In a show of support for “plug and play,” STMicroelectronics Monday said it has joined Open Core Protocol International Partnership (OCP-IP) as a governing member.

Portland, Ore.-based OCP-IP is a non-profit industry association that wants to make a common standard for intellectual property core interfaces, or sockets, that facilitate “plug and play” system-on-chip (SoC) design. The group says to make sure complex microprocessors reach a wide audience, the industry needs a complete socket standard that everyone can use, no matter what their on-chip architecture is, or whose processor cores they’re using.

The group says its OCP is not a rigid bus interface; rather it resides above the level of abstraction of a bus. The benefit of a standard socket for SoC design, say group members, is that intellectual property designers can make their cores independent of specific bus protocols, and hence of any particular design implementation. This allows for more reuse of OCP-compliant cores across multiple SoC designs.

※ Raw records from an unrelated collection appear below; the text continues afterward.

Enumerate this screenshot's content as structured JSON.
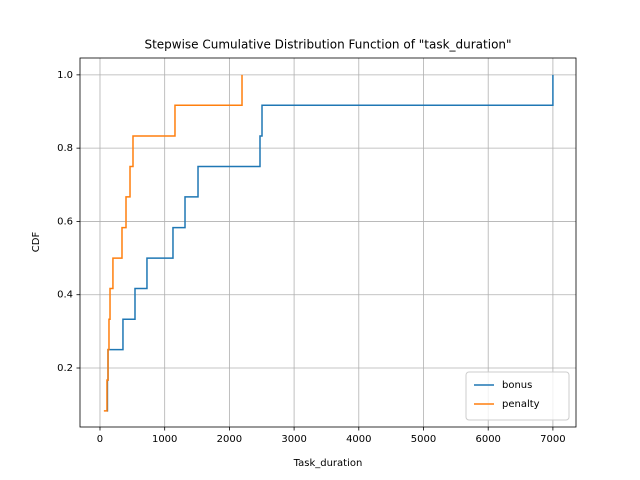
{
  "chart_data": {
    "type": "step",
    "title": "Stepwise Cumulative Distribution Function of \"task_duration\"",
    "xlabel": "Task_duration",
    "ylabel": "CDF",
    "series": [
      {
        "name": "bonus",
        "color": "#1f77b4",
        "x": [
          110,
          115,
          124,
          355,
          541,
          726,
          1128,
          1314,
          1515,
          2473,
          2504,
          7000
        ],
        "values": [
          0.083,
          0.167,
          0.25,
          0.333,
          0.417,
          0.5,
          0.583,
          0.667,
          0.75,
          0.833,
          0.917,
          1.0
        ]
      },
      {
        "name": "penalty",
        "color": "#ff7f0e",
        "x": [
          60,
          108,
          124,
          139,
          155,
          200,
          340,
          402,
          464,
          510,
          1159,
          2195
        ],
        "values": [
          0.083,
          0.167,
          0.25,
          0.333,
          0.417,
          0.5,
          0.583,
          0.667,
          0.75,
          0.833,
          0.917,
          1.0
        ]
      }
    ],
    "xlim": [
      -309,
      7357
    ],
    "ylim": [
      0.039,
      1.046
    ],
    "xticks": [
      0,
      1000,
      2000,
      3000,
      4000,
      5000,
      6000,
      7000
    ],
    "yticks": [
      0.2,
      0.4,
      0.6,
      0.8,
      {
        "value": 1,
        "label": "1.0"
      }
    ],
    "grid": true,
    "legend": "lower right"
  }
}
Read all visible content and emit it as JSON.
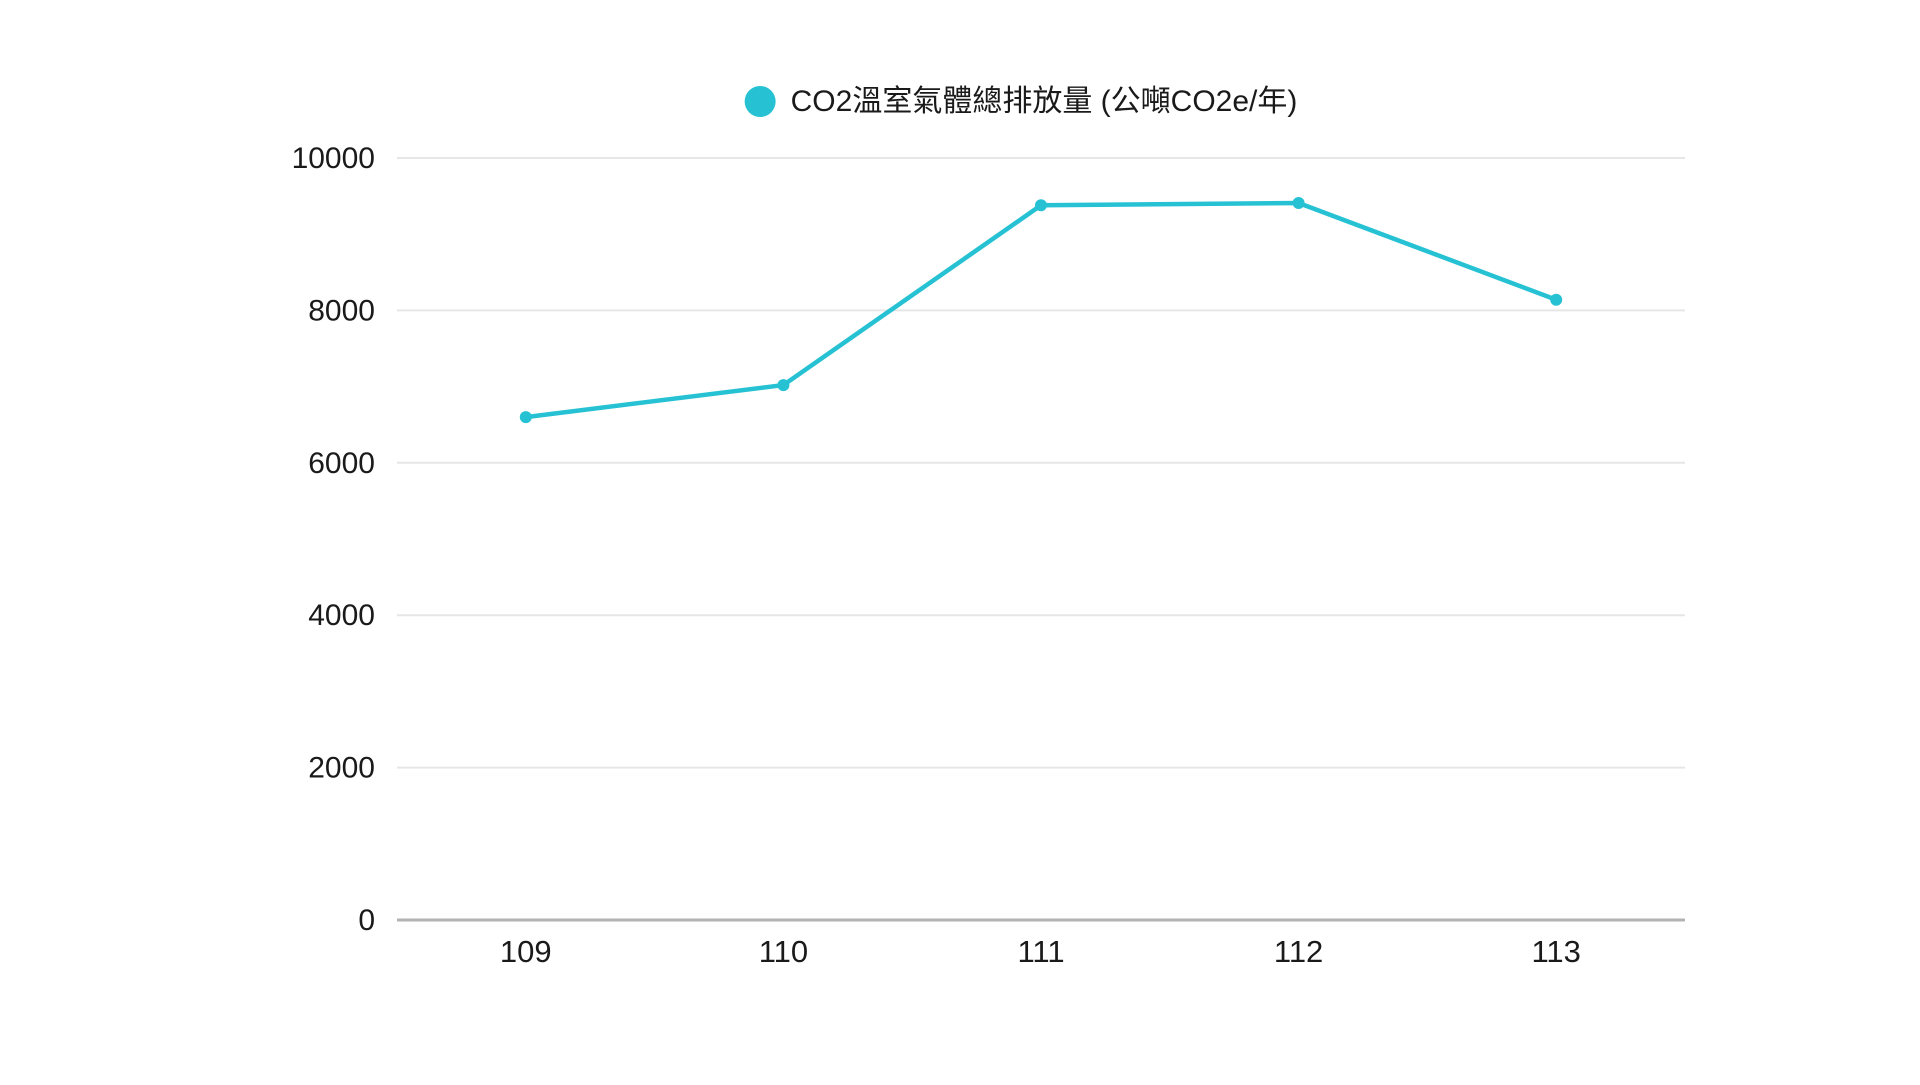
{
  "legend": {
    "label": "CO2溫室氣體總排放量 (公噸CO2e/年)"
  },
  "chart_data": {
    "type": "line",
    "categories": [
      "109",
      "110",
      "111",
      "112",
      "113"
    ],
    "series": [
      {
        "name": "CO2溫室氣體總排放量 (公噸CO2e/年)",
        "values": [
          6600,
          7020,
          9380,
          9410,
          8140
        ]
      }
    ],
    "title": "",
    "xlabel": "",
    "ylabel": "",
    "ylim": [
      0,
      10000
    ],
    "y_ticks": [
      0,
      2000,
      4000,
      6000,
      8000,
      10000
    ],
    "grid": "horizontal-only",
    "legend_position": "top-center",
    "colors": {
      "line": "#26c2d3",
      "point": "#26c2d3",
      "grid": "#e6e6e6",
      "axis": "#b3b3b3",
      "text": "#1a1a1a",
      "background": "#ffffff"
    }
  }
}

“In the past Traditionally designers have an ongoing task to support each design’s selected bus protocols by modifying a core’s interface protocols, then the verification suite, then the test bench, then documenting and supporting that design-dependent version of the core. OCP eliminates the need to repeatedly modify the core itself, and preserves the verification and test benches by defining all the core’s natural interface capabilities to be presented in an unchanging, universally understood manner,” OCP-IP says in its literature.

The Swiss-owned chipmaker now joins Nokia , Texas Instruments , United Microelectronics Corporation and Sonics at the head of the table.

“Standardization of a socket interface and its broad adoption in the semiconductor industry are key factors to enable development of reusable IP and IP integration in complex SoC products,” said Aldo Cometti, director of development at ST and OCP-IP GSC member. “We count on this to further evolve our system level designs and to reduce complex SoC product design cycles and time-to-market. We look forward to working with OCP-IP members in contributing to the development of this IP socket standard.”

STM said it is also joining as a participant in OCP-IP’s Working groups, which recently announced the availability of the OCP 2.0 Specification Release Candidate.

The working group members are currently developing enhancements and support for OCP, and addressing the future needs of the membership in the use of the specification.

As a side benefit, OCP-IP says its members receive free training and support, free software tools, and free documentation, enabling members to focus on the challenges of SoC design.